Thyroid disease classification using generative adversarial networks and Kolmogorov-Arnold network for three-class classification.

Thyroid disease classification is a critical challenge in medical diagnostics, requiring accurate differentiation between hyperthyroidism, hypothyroidism, and normal thyroid function. This study introduces an advanced machine learning approach that integrates generative adversarial networks (GANs) for data augmentation and Kolmogorov-Arnold networks (KANs) for classification. Various machine learning models including logistic regression, random forest, support vector machines, multilayer perceptrons, and KANs were trained and evaluated. The results indicate that the application of GAN-based data augmentation has significantly improved classification accuracy, particularly for minority classes. Specifically, the KAN model achieved an accuracy of 98.68% and random forest (RF) F1-score of 98.00%, outperforming traditional neural network applications. The results demonstrate that GAN-augmented datasets significantly improve classification accuracy, and the KAN model achieves superior performance and generalization capabilities compared to traditional neural networks. Additionally, the SHAP (SHapley Additive exPlanations) and LIME (Local Interpretable Model-agnostic Explanations) were employed to ensure model transparency and interpretability. These explainability methods highlight thyroid stimulating hormone as the most prominent feature in classification, further supporting its clinical utility in the diagnosis of thyroid diseases.
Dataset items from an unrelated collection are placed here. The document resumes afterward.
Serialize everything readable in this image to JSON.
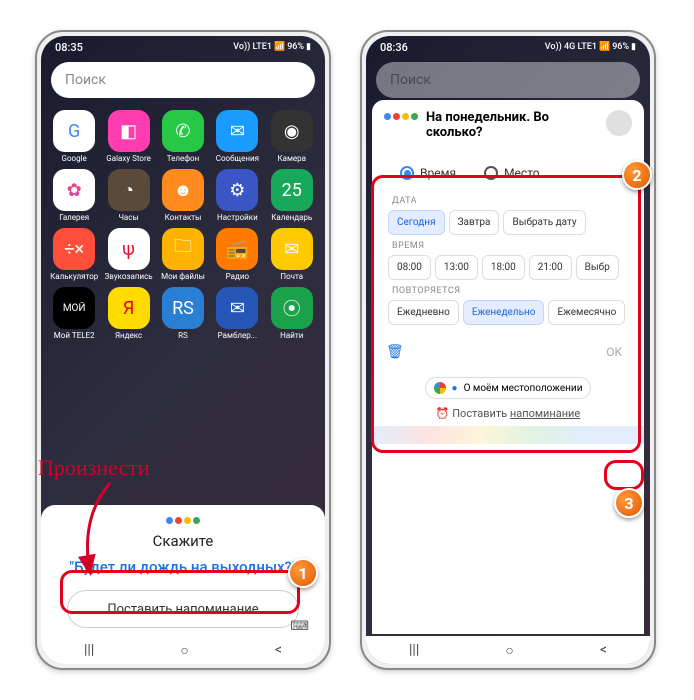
{
  "left": {
    "status": {
      "time": "08:35",
      "battery": "96%",
      "net": "Vo)) LTE1"
    },
    "search_placeholder": "Поиск",
    "apps_rows": [
      [
        {
          "label": "Google",
          "bg": "#fff",
          "glyph": "G",
          "fg": "#4285f4"
        },
        {
          "label": "Galaxy Store",
          "bg": "#ff3db0",
          "glyph": "◧"
        },
        {
          "label": "Телефон",
          "bg": "#27c845",
          "glyph": "✆"
        },
        {
          "label": "Сообщения",
          "bg": "#1a9cff",
          "glyph": "✉"
        },
        {
          "label": "Камера",
          "bg": "#333",
          "glyph": "◉"
        }
      ],
      [
        {
          "label": "Галерея",
          "bg": "#fff",
          "glyph": "✿",
          "fg": "#e84393"
        },
        {
          "label": "Часы",
          "bg": "#5a4a3a",
          "glyph": "◔"
        },
        {
          "label": "Контакты",
          "bg": "#ff8a1e",
          "glyph": "☻"
        },
        {
          "label": "Настройки",
          "bg": "#3a56c4",
          "glyph": "⚙"
        },
        {
          "label": "Календарь",
          "bg": "#18a85a",
          "glyph": "25"
        }
      ],
      [
        {
          "label": "Калькулятор",
          "bg": "#ff4f3a",
          "glyph": "÷×"
        },
        {
          "label": "Звукозапись",
          "bg": "#fff",
          "glyph": "ψ",
          "fg": "#e6122d"
        },
        {
          "label": "Мои файлы",
          "bg": "#ffb300",
          "glyph": "🗀"
        },
        {
          "label": "Радио",
          "bg": "#ff7a00",
          "glyph": "📻"
        },
        {
          "label": "Почта",
          "bg": "#ffca00",
          "glyph": "✉"
        }
      ],
      [
        {
          "label": "Мой TELE2",
          "bg": "#000",
          "glyph": "МОЙ"
        },
        {
          "label": "Яндекс",
          "bg": "#ffdb00",
          "glyph": "Я",
          "fg": "#e6001b"
        },
        {
          "label": "RS",
          "bg": "#2a7fd4",
          "glyph": "RS"
        },
        {
          "label": "Рамблер...",
          "bg": "#2556b8",
          "glyph": "✉"
        },
        {
          "label": "Найти",
          "bg": "#1aa34a",
          "glyph": "⦿"
        }
      ]
    ],
    "assistant": {
      "say": "Скажите",
      "example": "\"Будет ли дождь на выходных?\"",
      "reminder_btn": "Поставить напоминание"
    }
  },
  "right": {
    "status": {
      "time": "08:36",
      "battery": "96%",
      "net": "Vo)) 4G LTE1"
    },
    "search_placeholder": "Поиск",
    "card_title": "На понедельник. Во сколько?",
    "radios": {
      "time": "Время",
      "place": "Место"
    },
    "date_label": "ДАТА",
    "date_chips": [
      {
        "label": "Сегодня",
        "sel": true
      },
      {
        "label": "Завтра",
        "sel": false
      },
      {
        "label": "Выбрать дату",
        "sel": false
      }
    ],
    "time_label": "ВРЕМЯ",
    "time_chips": [
      {
        "label": "08:00"
      },
      {
        "label": "13:00"
      },
      {
        "label": "18:00"
      },
      {
        "label": "21:00"
      },
      {
        "label": "Выбр"
      }
    ],
    "repeat_label": "ПОВТОРЯЕТСЯ",
    "repeat_chips": [
      {
        "label": "Ежедневно",
        "sel": false
      },
      {
        "label": "Еженедельно",
        "sel": true
      },
      {
        "label": "Ежемесячно",
        "sel": false
      }
    ],
    "ok": "OK",
    "suggestion": "О моём местоположении",
    "reminder_prefix": "Поставить ",
    "reminder_link": "напоминание"
  },
  "annotation": {
    "speak": "Произнести"
  },
  "nav": {
    "recent": "|||",
    "home": "○",
    "back": "<"
  }
}
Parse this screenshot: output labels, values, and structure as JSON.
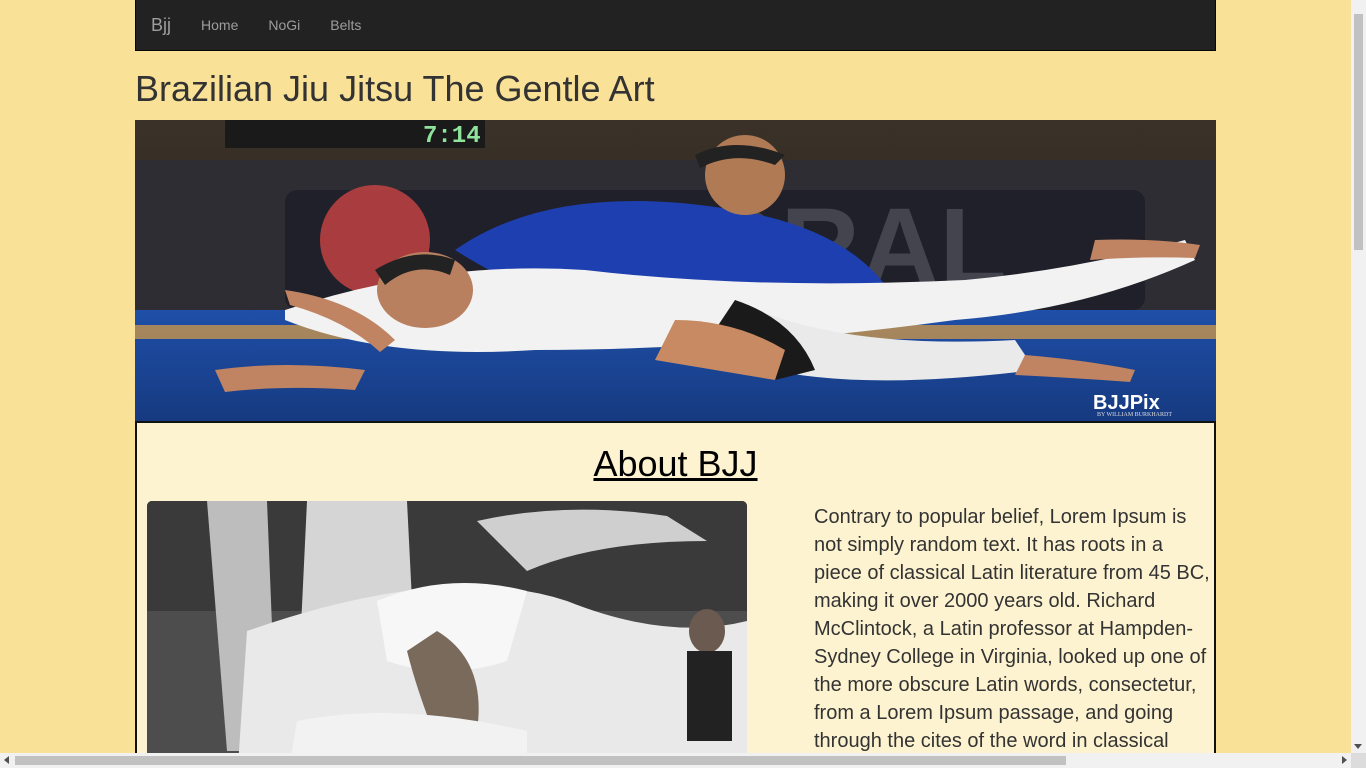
{
  "navbar": {
    "brand": "Bjj",
    "items": [
      {
        "label": "Home"
      },
      {
        "label": "NoGi"
      },
      {
        "label": "Belts"
      }
    ]
  },
  "header": {
    "title": "Brazilian Jiu Jitsu The Gentle Art"
  },
  "hero": {
    "scoreboard": "7:14",
    "watermark": "BJJPix",
    "watermark_sub": "BY WILLIAM BURKHARDT",
    "banner_text": "ORAL"
  },
  "about": {
    "heading": "About BJJ",
    "paragraph": "Contrary to popular belief, Lorem Ipsum is not simply random text. It has roots in a piece of classical Latin literature from 45 BC, making it over 2000 years old. Richard McClintock, a Latin professor at Hampden-Sydney College in Virginia, looked up one of the more obscure Latin words, consectetur, from a Lorem Ipsum passage, and going through the cites of the word in classical"
  },
  "colors": {
    "page_background": "#f9e198",
    "navbar_background": "#222222",
    "nav_text": "#9d9d9d",
    "about_background": "#fdf3d0"
  }
}
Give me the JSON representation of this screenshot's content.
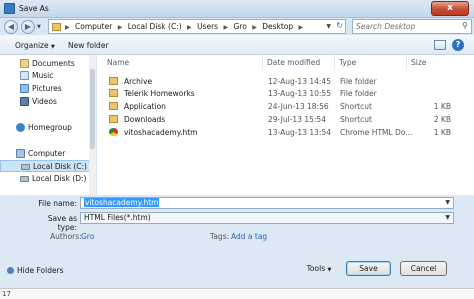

The findings underscore the potential of advanced AI-driven techniques in improving thyroid disease classification, addressing class imbalance, and enhancing explainability in healthcare applications. By leveraging synthetic data generation, this study provides a feasible framework for actual clinical application, particularly in situations where clinical data are limited or imbalanced. The integration of GANs and KANs enhances diagnostic accuracy while preserving robustness and generalizability to diverse patient populations. Besides, the approach fosters the deployment of explainable AI models in clinical decision support systems so that healthcare practitioners can make improved and more reliable decisions, thus leading to better patient outcomes and resource allocation.